Cautionary Statements

 

This transcript contains certain forward-looking statements within the meaning of Section 21E of the Securities Exchange Act of 1934, as amended, and Section 27A of the Securities Act of 1933, as amended. Statements that do not relate strictly to historical or current facts are forward-looking. Without limiting the generality of the foregoing, forward-looking statements contained in this transcript specifically include the expectations of plans, strategies, objectives and growth, and anticipated financial and operational performance of the Company and its subsidiaries. These statements involve risks and uncertainties that could cause actual results to differ materially from projected results. Accordingly, investors should not place undue reliance on forward-looking statements as a prediction of actual results. The Company has based these forward-looking statements on current expectations and assumptions about future events, taking into account all information currently available to the Company. While the Company considers these expectations and assumptions to be reasonable, they are inherently subject to significant business, economic, competitive, regulatory and other risks and uncertainties, many of which are difficult to predict and beyond the Company’s control.

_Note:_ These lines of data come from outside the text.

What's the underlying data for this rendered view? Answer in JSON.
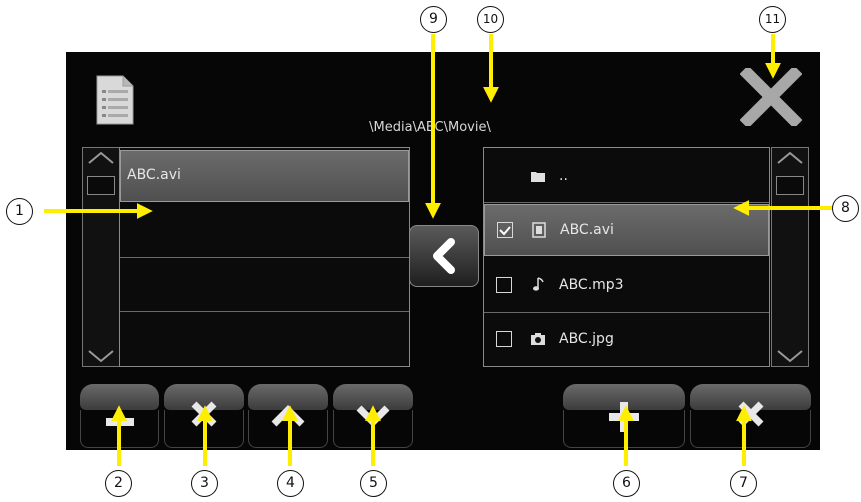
{
  "path": "\\Media\\ABC\\Movie\\",
  "playlist": {
    "items": [
      "ABC.avi",
      "",
      "",
      ""
    ]
  },
  "browser": {
    "items": [
      {
        "name": "..",
        "type": "folder",
        "checked": null
      },
      {
        "name": "ABC.avi",
        "type": "video",
        "checked": true
      },
      {
        "name": "ABC.mp3",
        "type": "audio",
        "checked": false
      },
      {
        "name": "ABC.jpg",
        "type": "image",
        "checked": false
      }
    ]
  },
  "buttons": {
    "left": [
      "minus-icon",
      "x-icon",
      "chevron-up-icon",
      "chevron-down-icon"
    ],
    "right": [
      "plus-icon",
      "x-icon"
    ]
  },
  "callouts": [
    "1",
    "2",
    "3",
    "4",
    "5",
    "6",
    "7",
    "8",
    "9",
    "10",
    "11"
  ],
  "colors": {
    "arrow": "#ffee00",
    "background": "#060606",
    "selected": "#5c5c5c"
  }
}
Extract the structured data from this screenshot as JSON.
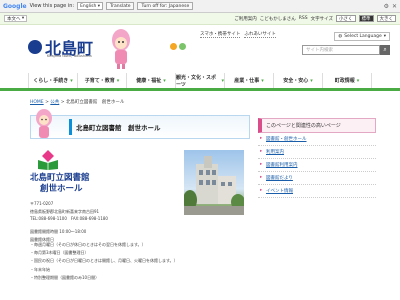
{
  "translate_bar": {
    "google": "Google",
    "view_label": "View this page in:",
    "language": "English",
    "translate_button": "Translate",
    "turn_off": "Turn off for: Japanese"
  },
  "strip": {
    "select_value": "本文へ",
    "links": [
      "ご利用案内",
      "こどもかしまさん",
      "RSS"
    ],
    "text_size_label": "文字サイズ",
    "text_sizes": [
      "小さく",
      "標準",
      "大きく"
    ]
  },
  "header": {
    "logo_name": "北島町",
    "logo_sub": "Kitajima town, Tokushima",
    "links": [
      "スマホ・携帯サイト",
      "ふれあいサイト"
    ],
    "language_select": "Select Language",
    "search_placeholder": "サイト内検索"
  },
  "nav": [
    "くらし・手続き",
    "子育て・教育",
    "健康・福祉",
    "観光・文化・スポーツ",
    "産業・仕事",
    "安全・安心",
    "町政情報"
  ],
  "breadcrumb": {
    "home": "HOME",
    "level1": "公共",
    "current": "北島町立図書館　創世ホール"
  },
  "page_title": "北島町立図書館　創世ホール",
  "lib_title": [
    "北島町立図書館",
    "創世ホール"
  ],
  "address": [
    "〒771-0207",
    "徳島県板野郡北島町新喜来字南古田91",
    "TEL:088-698-1100　FAX:088-698-1180"
  ],
  "hours": [
    "図書館開館時間 10:00～18:00",
    "図書館休館日"
  ],
  "closed_days": [
    "毎週月曜日（その日が休日のときはその翌日を休館します。）",
    "毎月第3木曜日（図書整理日）",
    "国民の祝日（その日が日曜日のときは開館し、月曜日、火曜日を休館します。）",
    "年末年始",
    "特別整理期間（図書館のみ10日間）"
  ],
  "sidebar": {
    "heading": "このページと関連性の高いページ",
    "items": [
      "図書館・創世ホール",
      "利用案内",
      "図書館利用案内",
      "図書館だより",
      "イベント情報"
    ]
  }
}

The risks and uncertainties that may affect the operations, performance and results of the Company’s business and forward-looking statements include, but are not limited to, those set forth under Item 1A, “Risk Factors” of the Company’s Form 10-K for the year ended December 31, 2018, as updated by any subsequent Form 10-Qs, and those set forth in the other documents the Company files from time to time with the SEC.  Any forward-looking statement speaks only as of the date on which such statement is made, and the Company does not intend to correct or update any forward-looking statement, whether as a result of new information, future events or otherwise, except as required by law.